Йоля этот необратимый процесс повергал в отчаяние. Усугубляли ситуацию странные сны, которые начал он видеть в бреду и которые не исчезли после выздоровления. Незнакомая страна, покрытая зелёными лесами, и рыжеволосая девушка на усыпанном цветами лугу являлись ему по ночам. Девушка говорила на неизвестном ему языке, который во сне он без труда понимал - ничего удивительного, такое часто бывает в сновидениях. Удивительно было то, что девушка приходила снова и снова, он даже привык к ней, почти привязался и уже ждал её появления, и волновался с утра после ночей, в которые она не являлась ему или тех, в которые не запомнил снов. Чем она была? Пророчеством? Воспоминанием? Просто навязчивой грёзой? Ему ещё предстояло это узнать.
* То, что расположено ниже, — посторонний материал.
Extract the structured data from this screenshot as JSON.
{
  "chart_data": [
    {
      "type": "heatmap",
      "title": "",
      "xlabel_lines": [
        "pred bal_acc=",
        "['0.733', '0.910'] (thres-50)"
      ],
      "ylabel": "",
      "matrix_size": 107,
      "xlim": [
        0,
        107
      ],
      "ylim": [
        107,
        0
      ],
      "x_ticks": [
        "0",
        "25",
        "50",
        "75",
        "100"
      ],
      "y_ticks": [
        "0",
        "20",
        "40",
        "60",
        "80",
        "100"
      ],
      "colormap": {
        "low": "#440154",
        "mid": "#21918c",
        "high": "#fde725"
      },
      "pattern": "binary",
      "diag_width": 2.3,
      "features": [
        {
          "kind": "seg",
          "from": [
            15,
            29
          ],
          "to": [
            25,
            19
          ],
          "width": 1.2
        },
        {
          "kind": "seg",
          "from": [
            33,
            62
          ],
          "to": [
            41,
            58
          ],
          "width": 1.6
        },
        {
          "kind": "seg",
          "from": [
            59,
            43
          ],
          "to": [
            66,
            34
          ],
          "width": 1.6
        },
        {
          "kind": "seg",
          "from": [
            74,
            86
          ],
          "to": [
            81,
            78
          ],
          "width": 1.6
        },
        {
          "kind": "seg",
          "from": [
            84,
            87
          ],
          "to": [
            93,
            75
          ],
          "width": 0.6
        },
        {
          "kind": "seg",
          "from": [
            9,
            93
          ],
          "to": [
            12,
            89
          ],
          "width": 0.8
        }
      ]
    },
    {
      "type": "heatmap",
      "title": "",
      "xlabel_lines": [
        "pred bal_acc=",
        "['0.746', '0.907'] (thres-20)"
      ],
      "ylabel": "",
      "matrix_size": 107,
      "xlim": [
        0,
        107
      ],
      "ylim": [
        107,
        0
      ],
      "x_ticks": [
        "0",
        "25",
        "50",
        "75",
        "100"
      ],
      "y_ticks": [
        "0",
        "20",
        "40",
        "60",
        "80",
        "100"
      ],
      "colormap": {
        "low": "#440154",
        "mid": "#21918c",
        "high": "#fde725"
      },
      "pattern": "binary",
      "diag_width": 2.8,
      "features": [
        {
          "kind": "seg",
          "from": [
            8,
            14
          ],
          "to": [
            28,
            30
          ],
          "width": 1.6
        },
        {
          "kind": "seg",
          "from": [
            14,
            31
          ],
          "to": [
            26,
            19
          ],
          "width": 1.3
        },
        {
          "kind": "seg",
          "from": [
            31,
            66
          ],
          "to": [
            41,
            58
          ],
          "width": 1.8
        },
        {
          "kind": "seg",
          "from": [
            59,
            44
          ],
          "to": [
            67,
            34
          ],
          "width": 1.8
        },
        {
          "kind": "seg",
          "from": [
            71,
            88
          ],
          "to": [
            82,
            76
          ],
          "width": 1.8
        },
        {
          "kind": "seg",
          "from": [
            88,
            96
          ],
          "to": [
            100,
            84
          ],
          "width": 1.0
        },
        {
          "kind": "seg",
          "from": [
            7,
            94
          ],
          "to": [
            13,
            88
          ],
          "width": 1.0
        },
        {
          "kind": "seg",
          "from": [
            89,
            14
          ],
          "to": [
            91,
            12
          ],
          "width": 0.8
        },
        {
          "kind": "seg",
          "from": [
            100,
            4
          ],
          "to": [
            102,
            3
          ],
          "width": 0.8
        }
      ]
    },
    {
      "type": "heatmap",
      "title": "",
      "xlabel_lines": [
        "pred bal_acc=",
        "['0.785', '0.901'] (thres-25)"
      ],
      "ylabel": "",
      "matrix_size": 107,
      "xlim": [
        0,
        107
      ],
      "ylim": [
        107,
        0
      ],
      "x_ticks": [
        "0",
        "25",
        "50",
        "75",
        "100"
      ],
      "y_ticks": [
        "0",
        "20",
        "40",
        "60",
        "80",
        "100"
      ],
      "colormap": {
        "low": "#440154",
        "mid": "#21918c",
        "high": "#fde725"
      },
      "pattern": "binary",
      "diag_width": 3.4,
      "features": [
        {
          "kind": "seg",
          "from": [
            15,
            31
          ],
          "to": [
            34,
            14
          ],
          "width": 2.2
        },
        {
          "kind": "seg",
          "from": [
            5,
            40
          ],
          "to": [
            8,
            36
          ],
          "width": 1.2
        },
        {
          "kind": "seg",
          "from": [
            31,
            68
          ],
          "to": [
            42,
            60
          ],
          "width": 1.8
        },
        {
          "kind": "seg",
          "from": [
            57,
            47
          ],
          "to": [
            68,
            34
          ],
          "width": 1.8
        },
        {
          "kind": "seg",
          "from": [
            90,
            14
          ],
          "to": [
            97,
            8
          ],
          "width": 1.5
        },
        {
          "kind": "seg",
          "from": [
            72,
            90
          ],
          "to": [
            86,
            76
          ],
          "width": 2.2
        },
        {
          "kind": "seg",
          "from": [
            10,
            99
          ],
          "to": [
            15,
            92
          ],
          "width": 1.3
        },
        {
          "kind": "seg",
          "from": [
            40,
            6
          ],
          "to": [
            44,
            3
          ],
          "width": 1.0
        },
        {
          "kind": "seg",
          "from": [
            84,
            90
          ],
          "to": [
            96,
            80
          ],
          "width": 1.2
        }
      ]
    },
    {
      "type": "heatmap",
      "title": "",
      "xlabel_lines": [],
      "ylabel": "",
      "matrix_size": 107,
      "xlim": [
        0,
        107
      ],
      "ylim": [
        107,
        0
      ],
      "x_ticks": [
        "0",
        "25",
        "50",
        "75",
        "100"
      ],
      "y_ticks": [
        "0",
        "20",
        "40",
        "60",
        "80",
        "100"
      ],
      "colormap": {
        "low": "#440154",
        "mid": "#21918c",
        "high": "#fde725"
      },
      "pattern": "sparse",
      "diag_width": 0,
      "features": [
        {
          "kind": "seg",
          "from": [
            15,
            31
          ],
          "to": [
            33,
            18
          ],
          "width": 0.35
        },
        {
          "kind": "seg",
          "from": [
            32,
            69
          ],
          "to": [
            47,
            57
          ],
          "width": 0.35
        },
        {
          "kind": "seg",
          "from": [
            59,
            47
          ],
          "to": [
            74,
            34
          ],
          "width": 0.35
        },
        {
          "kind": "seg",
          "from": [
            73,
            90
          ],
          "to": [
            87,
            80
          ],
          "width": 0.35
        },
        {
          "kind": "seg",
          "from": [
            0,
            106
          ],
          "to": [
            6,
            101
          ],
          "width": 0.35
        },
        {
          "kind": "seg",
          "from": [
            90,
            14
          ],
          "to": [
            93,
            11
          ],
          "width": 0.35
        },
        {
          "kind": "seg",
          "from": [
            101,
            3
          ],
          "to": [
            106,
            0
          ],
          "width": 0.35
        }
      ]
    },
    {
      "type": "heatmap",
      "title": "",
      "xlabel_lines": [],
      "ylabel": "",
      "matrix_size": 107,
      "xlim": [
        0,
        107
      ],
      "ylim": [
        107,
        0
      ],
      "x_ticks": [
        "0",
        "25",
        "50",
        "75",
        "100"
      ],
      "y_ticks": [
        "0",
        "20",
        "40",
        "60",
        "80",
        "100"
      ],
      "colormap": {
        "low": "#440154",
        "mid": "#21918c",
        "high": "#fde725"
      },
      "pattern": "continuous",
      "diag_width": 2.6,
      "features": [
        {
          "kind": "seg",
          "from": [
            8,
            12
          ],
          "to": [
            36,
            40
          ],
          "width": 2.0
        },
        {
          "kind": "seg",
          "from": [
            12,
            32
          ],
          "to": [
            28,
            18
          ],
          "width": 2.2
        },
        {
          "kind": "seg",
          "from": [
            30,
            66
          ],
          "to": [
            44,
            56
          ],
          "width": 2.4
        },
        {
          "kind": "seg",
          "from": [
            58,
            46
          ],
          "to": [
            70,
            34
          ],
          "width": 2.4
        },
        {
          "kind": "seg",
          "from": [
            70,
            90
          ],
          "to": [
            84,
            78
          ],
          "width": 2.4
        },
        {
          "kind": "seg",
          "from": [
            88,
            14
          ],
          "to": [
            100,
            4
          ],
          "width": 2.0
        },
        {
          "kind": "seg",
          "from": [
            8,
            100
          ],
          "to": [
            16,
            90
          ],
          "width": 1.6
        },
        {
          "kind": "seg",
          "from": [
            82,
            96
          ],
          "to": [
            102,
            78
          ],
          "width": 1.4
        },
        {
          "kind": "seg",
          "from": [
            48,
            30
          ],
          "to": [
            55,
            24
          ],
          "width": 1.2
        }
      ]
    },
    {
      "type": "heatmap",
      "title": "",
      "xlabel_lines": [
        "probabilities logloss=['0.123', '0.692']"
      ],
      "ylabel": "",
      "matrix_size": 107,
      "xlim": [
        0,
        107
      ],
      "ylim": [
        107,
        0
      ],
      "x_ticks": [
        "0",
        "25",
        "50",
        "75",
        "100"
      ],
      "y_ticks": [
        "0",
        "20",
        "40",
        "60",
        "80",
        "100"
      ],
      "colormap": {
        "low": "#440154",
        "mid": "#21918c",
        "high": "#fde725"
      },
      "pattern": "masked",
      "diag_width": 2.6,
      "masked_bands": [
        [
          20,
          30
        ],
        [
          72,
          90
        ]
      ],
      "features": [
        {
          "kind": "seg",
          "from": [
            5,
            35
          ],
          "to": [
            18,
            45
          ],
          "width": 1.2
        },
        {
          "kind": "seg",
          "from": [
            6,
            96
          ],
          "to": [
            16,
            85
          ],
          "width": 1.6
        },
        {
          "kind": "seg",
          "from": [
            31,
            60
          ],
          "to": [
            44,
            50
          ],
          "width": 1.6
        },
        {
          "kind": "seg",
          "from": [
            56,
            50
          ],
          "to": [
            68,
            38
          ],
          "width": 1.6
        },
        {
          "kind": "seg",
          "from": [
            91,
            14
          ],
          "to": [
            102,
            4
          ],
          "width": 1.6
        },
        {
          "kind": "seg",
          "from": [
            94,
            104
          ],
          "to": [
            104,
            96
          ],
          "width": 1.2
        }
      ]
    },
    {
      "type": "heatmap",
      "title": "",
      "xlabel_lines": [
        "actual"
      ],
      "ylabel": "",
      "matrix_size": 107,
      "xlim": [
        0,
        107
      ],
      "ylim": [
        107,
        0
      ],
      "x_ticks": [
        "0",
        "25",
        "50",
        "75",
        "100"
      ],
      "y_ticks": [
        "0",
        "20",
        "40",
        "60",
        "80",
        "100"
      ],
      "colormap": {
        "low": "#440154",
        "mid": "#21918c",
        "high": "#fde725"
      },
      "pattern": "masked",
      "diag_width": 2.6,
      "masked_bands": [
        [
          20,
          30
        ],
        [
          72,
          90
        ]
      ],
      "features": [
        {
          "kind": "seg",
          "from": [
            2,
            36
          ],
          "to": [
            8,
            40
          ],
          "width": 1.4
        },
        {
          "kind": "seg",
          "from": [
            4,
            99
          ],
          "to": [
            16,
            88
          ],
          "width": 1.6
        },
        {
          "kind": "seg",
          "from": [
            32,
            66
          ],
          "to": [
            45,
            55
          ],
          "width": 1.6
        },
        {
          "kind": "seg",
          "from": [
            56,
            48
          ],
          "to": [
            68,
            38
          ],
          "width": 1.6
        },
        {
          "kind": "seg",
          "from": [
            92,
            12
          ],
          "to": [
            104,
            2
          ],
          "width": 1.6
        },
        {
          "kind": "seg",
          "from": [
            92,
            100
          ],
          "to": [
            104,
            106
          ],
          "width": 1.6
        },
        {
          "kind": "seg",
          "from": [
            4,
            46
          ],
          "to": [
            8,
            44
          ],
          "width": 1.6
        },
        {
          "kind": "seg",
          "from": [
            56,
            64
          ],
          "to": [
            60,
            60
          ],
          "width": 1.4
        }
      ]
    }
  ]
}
А пока он окончил школу с хорошим, твёрдым, хоть и не блестящим аттестатом. И поступил на стажировку в магический госпиталь Мюнхена.Йоль не хотел быть колдомедиком. Медицинские заклинания по большей части не вызывали у него яркого интереса, да и лекарственные зелья тоже . Ему и так приходилось использовать очень много зелий в связи с особенностями кожи (от зелья, стиравшего веснушки, решил отказаться, не видя в них больше ничего постыдного, принимая как часть себя, ту часть, которую уже смог отыскать), но ничто не занимало его сильней, чем поиски себя в неумолимо теряющих объём воспоминаниях о неслучившейся смерти. А где он оказался бы ближе к смерти, чем в госпитале? Где оказался бы ближе к пережитой болезни, чем в отделении волшебных вирусов?
Кроме вирусов, интерес к изучению которых Йоль обнаружил довольно быстро, в госпитале было немало любопытных личностей, как среди персонала, так и среди пациентов. Когда однажды, на исходе первого года его стажировки, в отделении оказался тяжело больной волшебник, заражённый инфекцией, очень похожей на ту, что перенёс сам Йоль, его интерес возрос резко, точно пламя костра, залитого ведром керосина, дохнул прямо в лицо, опаляя рыжие брови его и ресницы. Хотел ли он помочь бедняге, протянуть руку, как однажды протянули ему, и вытащить его из бездны, в которую он уже почти падал?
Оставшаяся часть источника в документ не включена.